The complaints from Judges and Lawyers about the conditions of the law courts in Grenada is to be addressed as government has decided to take possession of the LIME building on the Carenage to house three courts.
This was announced by Attorney General, Cajeton Hood during a recent post-Cabinet press briefing held at the Ministerial Complex in the Botanical Gardens in Tanteen, St. George’s.
The previous National Democratic Congress (NDC) government of Prime Minister Tillman Thomas had expressed interest in purchasing the building from LIME and had agreed on a price but the deal fell through.
Congress wanted to use the building to facilitate the Ministry of Legal Affairs and to store the rectors of the Supreme Court Registry.
In speaking to reporters, AG Hood noted that over the years, there has been a lot of talk about accommodation for the law courts in light of several complaints from those involved in the legal profession.
He said that a lot of work is being done on the LIME Building right now to provide for sittings of the court.
According to Hood, a criminal court and two civil courts will hold sittings within the building, as well as the Law Library, Master’s Chambers and the Negotiations Process.
He said the intention is to have a one-stop area where Lawyers and Litigants can be more comfortable.
Several of Grenada’s courts had to be relocated after the passage of Hurricane Ivan, which devastated York House which accommodated the island’s Parliament and the Number 1 High Court on the island.
High Court No.1 has been relocated to where High Court No.2 used to be prior to Ivan.
High Court No.2 is now located in a building on Lucas Street, while the newly created High Court Number three is currently being housed at the St. George’s Club building on the Carenage that is owned by Jonas Browne & Hubbard (G’da) Ltd.
Hood said the building is in a deplorable condition and the Management is now asking to get it back to carry out renovations.
“Right now Hubbard’s want their building, they want to fix the building and I had a meeting with the Manager who asked me to sign an agreement that if anything happens to anybody in that building, they’re not liable,” he remarked.
The government Chief Legal Advisor stated that the building that is accommodating Court No. 2 is also falling apart and in need of repairs.
“I know there have been issues with a number of cases that have been there for years that have not been tried. I have had discussions with the Chief Justice about a 4th judge and preparations are in place as a fourth judge will be starting about July of this year”, he said.

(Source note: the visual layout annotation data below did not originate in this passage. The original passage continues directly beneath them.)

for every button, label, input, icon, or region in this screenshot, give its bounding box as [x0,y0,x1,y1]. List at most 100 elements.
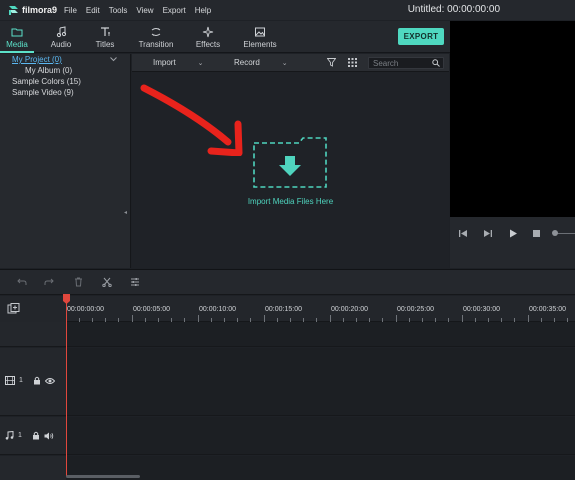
tab-transition-label: Transition [138,40,174,49]
video-track-number: 1 [19,377,23,384]
ruler-tick-label: 00:00:10:00 [199,306,236,313]
tab-titles-label: Titles [95,40,115,49]
media-tabs: Media Audio Titles Transition Effects El… [0,21,450,53]
menu-edit[interactable]: Edit [86,6,100,15]
ruler-header [0,296,66,322]
menu-view[interactable]: View [136,6,153,15]
media-toolbar: Import ⌄ Record ⌄ Search [132,54,449,72]
collapse-panel-handle[interactable]: ◂ [124,209,127,216]
volume-slider-knob[interactable] [552,230,558,236]
tab-elements-label: Elements [243,40,277,49]
undo-icon[interactable] [17,277,27,286]
chevron-down-icon: ⌄ [281,60,288,67]
tab-effects-label: Effects [195,40,221,49]
audio-track-header: 1 [0,417,66,455]
ruler-tick-label: 00:00:25:00 [397,306,434,313]
lock-icon[interactable] [32,431,40,440]
search-placeholder: Search [373,59,399,68]
playhead-line[interactable] [66,296,67,476]
video-track-controls: 1 [5,376,55,385]
filmora-logo-icon [9,5,18,15]
menu-tools[interactable]: Tools [109,6,128,15]
audio-track[interactable] [66,417,575,455]
timeline-ruler[interactable]: 00:00:00:00 00:00:05:00 00:00:10:00 00:0… [66,296,575,322]
tab-transition[interactable]: Transition [133,21,179,53]
ruler-tick-label: 00:00:00:00 [67,306,104,313]
red-arrow-annotation [140,84,243,156]
project-name: Untitled: [407,4,445,15]
import-dropdown[interactable]: Import ⌄ [153,58,204,67]
project-timecode: 00:00:00:00 [447,4,500,15]
track-empty[interactable] [66,322,575,347]
record-dropdown-label: Record [234,58,260,67]
text-icon [101,27,110,36]
ruler-tick-label: 00:00:20:00 [331,306,368,313]
menubar: filmora9 File Edit Tools View Export Hel… [0,0,575,20]
record-dropdown[interactable]: Record ⌄ [234,58,288,67]
tab-elements[interactable]: Elements [240,21,280,53]
track-header-bottom [0,456,66,480]
chevron-down-icon[interactable] [110,57,117,62]
app-logo-text: filmora9 [22,5,58,15]
library-panel: My Project (0) My Album (0) Sample Color… [0,54,131,314]
audio-track-number: 1 [18,432,22,439]
menu-help[interactable]: Help [195,6,211,15]
speaker-icon[interactable] [44,432,54,440]
add-track-icon[interactable] [7,303,20,315]
search-icon[interactable] [432,59,440,67]
previous-frame-icon[interactable] [458,229,468,238]
tab-titles[interactable]: Titles [88,21,122,53]
video-track[interactable] [66,348,575,416]
music-note-icon [5,431,14,440]
menu-file[interactable]: File [64,6,77,15]
track-bottom[interactable] [66,456,575,480]
ruler-tick-label: 00:00:30:00 [463,306,500,313]
preview-controls [450,217,575,268]
project-title: Untitled: 00:00:00:00 [408,4,500,15]
music-note-icon [56,26,67,38]
lock-icon[interactable] [33,376,41,385]
transition-icon [151,28,161,36]
ruler-tick-label: 00:00:35:00 [529,306,566,313]
library-item-my-project[interactable]: My Project (0) [12,55,62,66]
media-area: Import ⌄ Record ⌄ Search Import Media File… [132,54,449,268]
eye-icon[interactable] [44,377,55,385]
video-track-header: 1 [0,348,66,416]
export-button[interactable]: EXPORT [398,28,444,45]
library-item-sample-video[interactable]: Sample Video (9) [12,88,74,99]
app-logo: filmora9 [8,5,64,16]
track-header-empty [0,322,66,347]
grid-view-icon[interactable] [348,58,357,67]
folder-icon [11,28,23,37]
ruler-tick-label: 00:00:05:00 [133,306,170,313]
adjust-icon[interactable] [130,277,140,287]
stop-icon[interactable] [532,229,541,238]
play-icon[interactable] [508,229,518,238]
delete-icon[interactable] [74,277,83,287]
film-icon [5,376,15,385]
import-dropdown-label: Import [153,58,176,67]
timeline-toolbar [0,269,575,295]
tab-effects[interactable]: Effects [191,21,225,53]
cut-icon[interactable] [102,277,112,287]
playhead-handle[interactable] [63,294,70,304]
import-media-label[interactable]: Import Media Files Here [132,197,449,206]
search-input[interactable]: Search [368,57,444,69]
folder-download-icon [253,137,327,188]
library-item-my-album[interactable]: My Album (0) [25,66,72,77]
library-item-sample-colors[interactable]: Sample Colors (15) [12,77,81,88]
tab-media-label: Media [6,40,28,49]
chevron-down-icon: ⌄ [197,60,204,67]
menu-export[interactable]: Export [163,6,186,15]
redo-icon[interactable] [44,277,54,286]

“The specific intention is to make sure that the backlog of cases will be dealt with, so that’s a further financial commitment,” he added.
Hood made specific mention of a court matter in which he had appeared as a defense attorney and his client was found guilty of a crime and for four years now his appeal cannot be heard.
This, he said is due to a problem with the recording system that is presently being used in the courts.
“The government has made a positive move to procure lifetime recording systems for the court. I’ve been in negotiations for the last few months with the President of the Bar Association to get the same equipment as used in the CCJ to be used up in our courts.
Hood said the system contemplated will be able to give court transcripts almost immediately and “the problem now with appeals is that no transcript can be produced because we have an outdated system and the government has committed itself to getting these equipment to give you lifetime recording.”